Ieri la Virtus ha incontrato un avversario molto forte, al top della propria condizione, come è abbastanza normale che sia in una finale (perché era, di fatto, già una finale) ed è stata battuta. Nello sport succede anche questo. Prima di buttare il bambino con l’acqua sporca tuttavia farei molta attenzione: innanzi tutto, perché, insisto, c’è ancora una stagione da completare e nulla vieta di sognare altri traguardi; poi, perché in ogni caso è necessario non cedere a reazioni istintive (è già accaduto, quest’anno, e non è finita benissimo), ricordandosi che per raggiungere certi traguardi occorrono i mezzi ma anche, se non soprattutto, l’esperienza che sola insegna ad affrontare le difficoltà. Lo dimostra il caso dello stesso Unics Kazan, che naviga nelle acque dalle quali sta ora emergendo da un certo numero di anni, mentre la Virtus vi è appena approdata. Ha detto bene Massimo Zanett ieri sera (non so quanto credendoci veramente, ma questo è un altro discorso): Kazan è stato migliore, all’Eurolega si tornerà a provare di arrivarci, ma pensiamo, adesso, al campionato. Che è ancora tutto da giocare, perché ad inizio partita si sta tutti sullo 0 a 0 e questa Virtus non può permettersi di smettere di crederci.
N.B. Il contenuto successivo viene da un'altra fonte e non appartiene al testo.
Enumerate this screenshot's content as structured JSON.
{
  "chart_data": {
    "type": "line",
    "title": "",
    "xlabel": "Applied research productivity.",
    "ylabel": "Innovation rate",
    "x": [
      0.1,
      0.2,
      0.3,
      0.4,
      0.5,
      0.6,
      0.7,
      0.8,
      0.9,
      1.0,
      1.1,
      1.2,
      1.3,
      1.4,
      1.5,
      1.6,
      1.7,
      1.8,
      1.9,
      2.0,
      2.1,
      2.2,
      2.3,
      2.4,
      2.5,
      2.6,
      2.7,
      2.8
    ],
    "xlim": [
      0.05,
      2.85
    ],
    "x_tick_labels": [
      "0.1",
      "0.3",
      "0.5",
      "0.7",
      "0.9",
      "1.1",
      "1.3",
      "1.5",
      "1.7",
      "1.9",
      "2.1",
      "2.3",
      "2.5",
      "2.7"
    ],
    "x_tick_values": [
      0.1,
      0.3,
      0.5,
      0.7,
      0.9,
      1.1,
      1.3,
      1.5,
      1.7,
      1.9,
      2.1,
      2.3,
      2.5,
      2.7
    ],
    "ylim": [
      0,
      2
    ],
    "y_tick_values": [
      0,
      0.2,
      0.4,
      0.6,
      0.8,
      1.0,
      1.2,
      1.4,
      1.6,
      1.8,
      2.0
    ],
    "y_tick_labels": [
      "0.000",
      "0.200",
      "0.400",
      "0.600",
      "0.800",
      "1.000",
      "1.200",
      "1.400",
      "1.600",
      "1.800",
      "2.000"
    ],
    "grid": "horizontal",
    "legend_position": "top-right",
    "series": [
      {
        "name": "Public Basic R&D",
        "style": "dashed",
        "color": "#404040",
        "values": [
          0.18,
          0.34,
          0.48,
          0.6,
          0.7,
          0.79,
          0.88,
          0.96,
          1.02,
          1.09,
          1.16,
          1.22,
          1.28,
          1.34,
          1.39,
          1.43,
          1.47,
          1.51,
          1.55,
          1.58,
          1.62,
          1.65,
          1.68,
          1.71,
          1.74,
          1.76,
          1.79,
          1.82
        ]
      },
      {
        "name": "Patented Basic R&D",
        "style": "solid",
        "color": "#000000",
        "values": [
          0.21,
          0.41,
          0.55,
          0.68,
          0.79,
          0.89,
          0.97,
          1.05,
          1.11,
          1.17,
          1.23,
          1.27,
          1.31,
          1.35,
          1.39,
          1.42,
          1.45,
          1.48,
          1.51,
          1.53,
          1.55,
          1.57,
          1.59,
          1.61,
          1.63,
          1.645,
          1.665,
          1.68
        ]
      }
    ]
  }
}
Come non può permettersi di smetterla di crederci la Fortitudo Lavoropiù. Ieri altra figuraccia, con partita mai veramente in discussione contro un avversario che semplicemente ci stava credendo di più. Come ha detto Dalmonte, la squadra ha bisogni di tutti, è necessario che ciascuno porti il proprio mattoncino, qualunque sia il proprio bagaglio tecnico e agonistico. È pur vero che anche Brescia, Varese e Reggio Emilia rimangono sul filo del rasoio, oltre ovviamente a Cantù, ma trovare contro quest’ultima i due punti salvezza (perché tali sarebbero pressoché certamente) temo sarà indispensabile; ci si potrà riuscire solo seguendo alla lettera quanto chiesto dal coach alla fine dell’ennesima partita dove l’anima della squadra si è progressivamente dispersa nel vento. Poi, una volta chiusa la stagione, si affronteranno i nodi strutturali per provare a costruire un futuro meno improbabile.